Помню, что в Берлине, на ее родине, эта лента была гвоздем сезона и едва ли не ставилась в образец. Словом, «Мабузе» – одна из тех фильм, которые никоим образом невозможно отнести к разряду ничтожных произведений небрежной кинематографической кухни. Любой кинофабрикант с гордостью занес бы ее в свой художественный актив. Он с большим основанием сослался бы на тщательность постановки, на ряд очень остроумных технических приемов, на красоту эффектов ночного освещения, на пикантную остроту некоторых фигур, характерно-современных, на достаточную устойчивость зрелищного интереса и в особенности, конечно, на игру исполнителей, возглавляемых выдающимся немецким актером – актером сильного и сочного таланта[310]. Все эти достоинства фильмы, бесспорно, оценит всякий зритель, но если его отношение к кинематографу не исчерпывается привлекательностью за два часа времени, без скуки убитого на вечернее пищеварение в обществе доктора Мабузе, он унесет из зала чувство досадливого раздражения. Сколько потрачено талантливой выдумки, художественных усилий, артистических средств на создание такой в конечном счете пустой и никому не нужной вещи! И досада будет тем законнее и сильнее, что в фильме содержится много очень ценных элементов, которые в иной комбинации, спаянные не детективной фабулой, а какой-нибудь здоровой творческой мыслью, правдивым человеческим чувством, могли бы дать великолепный результат – острую, современную фильму, документ эпохи. А что дано в действительности? Дан гипнотизер-мошенник, шулерствующий, право, слишком грубо, но зато ловко меняющий парики, бездушный отравитель, насильник и проч. и проч.
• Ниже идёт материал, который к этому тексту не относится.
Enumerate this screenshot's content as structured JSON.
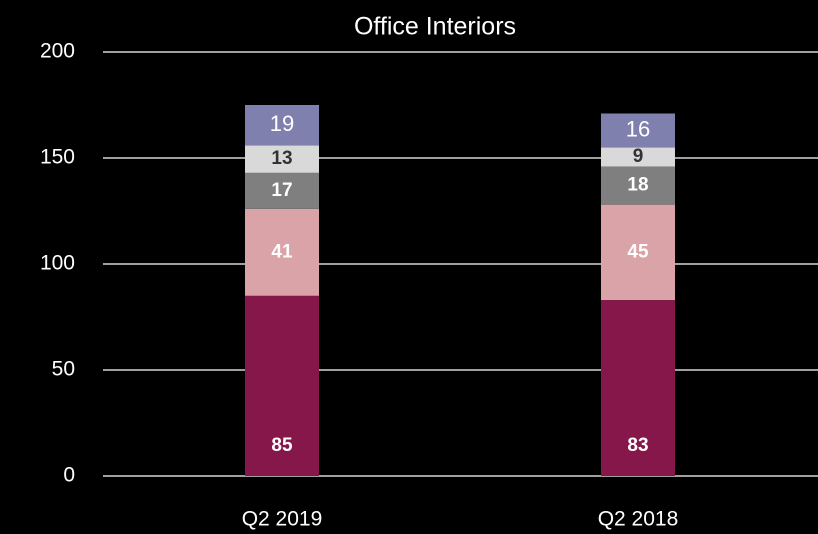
{
  "chart_data": {
    "type": "stacked_bar",
    "title": "Office Interiors",
    "categories": [
      "Q2 2019",
      "Q2 2018"
    ],
    "series": [
      {
        "color": "#85174a",
        "label_color": "#ffffff",
        "label_bold": true,
        "values": [
          85,
          83
        ]
      },
      {
        "color": "#d9a3a8",
        "label_color": "#ffffff",
        "label_bold": true,
        "values": [
          41,
          45
        ]
      },
      {
        "color": "#7f7f7f",
        "label_color": "#ffffff",
        "label_bold": true,
        "values": [
          17,
          18
        ]
      },
      {
        "color": "#d9d9d9",
        "label_color": "#333333",
        "label_bold": true,
        "values": [
          13,
          9
        ]
      },
      {
        "color": "#8080ae",
        "label_color": "#ffffff",
        "label_bold": false,
        "values": [
          19,
          16
        ]
      }
    ],
    "ylim": [
      0,
      200
    ],
    "yticks": [
      0,
      50,
      100,
      150,
      200
    ],
    "grid": true
  }
}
Что же, и такая фигура могла бы быть интересной. Но беда не в том, что она, по доброй кинематографической традиции, механизирована до полной мертвенности. От вопиющей банальности не спасает образа даже местами изумительная игра большого актера. И благодаря этому все то в отдельности хорошее, что могло бы волновать, оставляет совершенно равнодушным. Не трогает ни собачья преданность Мабузе его слуг-сообщников, не ужасает его жестокость, не вызывают негодования его мерзости, не потрясает и шекспировски величественная финальная картина, когда он, затравленный погоней, в бреде безумия, шулерствуя в последний раз, играет в карты с мертвецами, призраками загубленных им жертв… Потому что у зрителя ни на минуту не было чудесной иллюзии, составляющей красоту и правду всякого творения. Ни на минуту зритель не принял доктора Мабузе всерьез, ибо нельзя же обилием париков и гримов заменить трепет многоликого бытия, если оно не дано подлинно в правдивом искусстве. Результат – пустое место.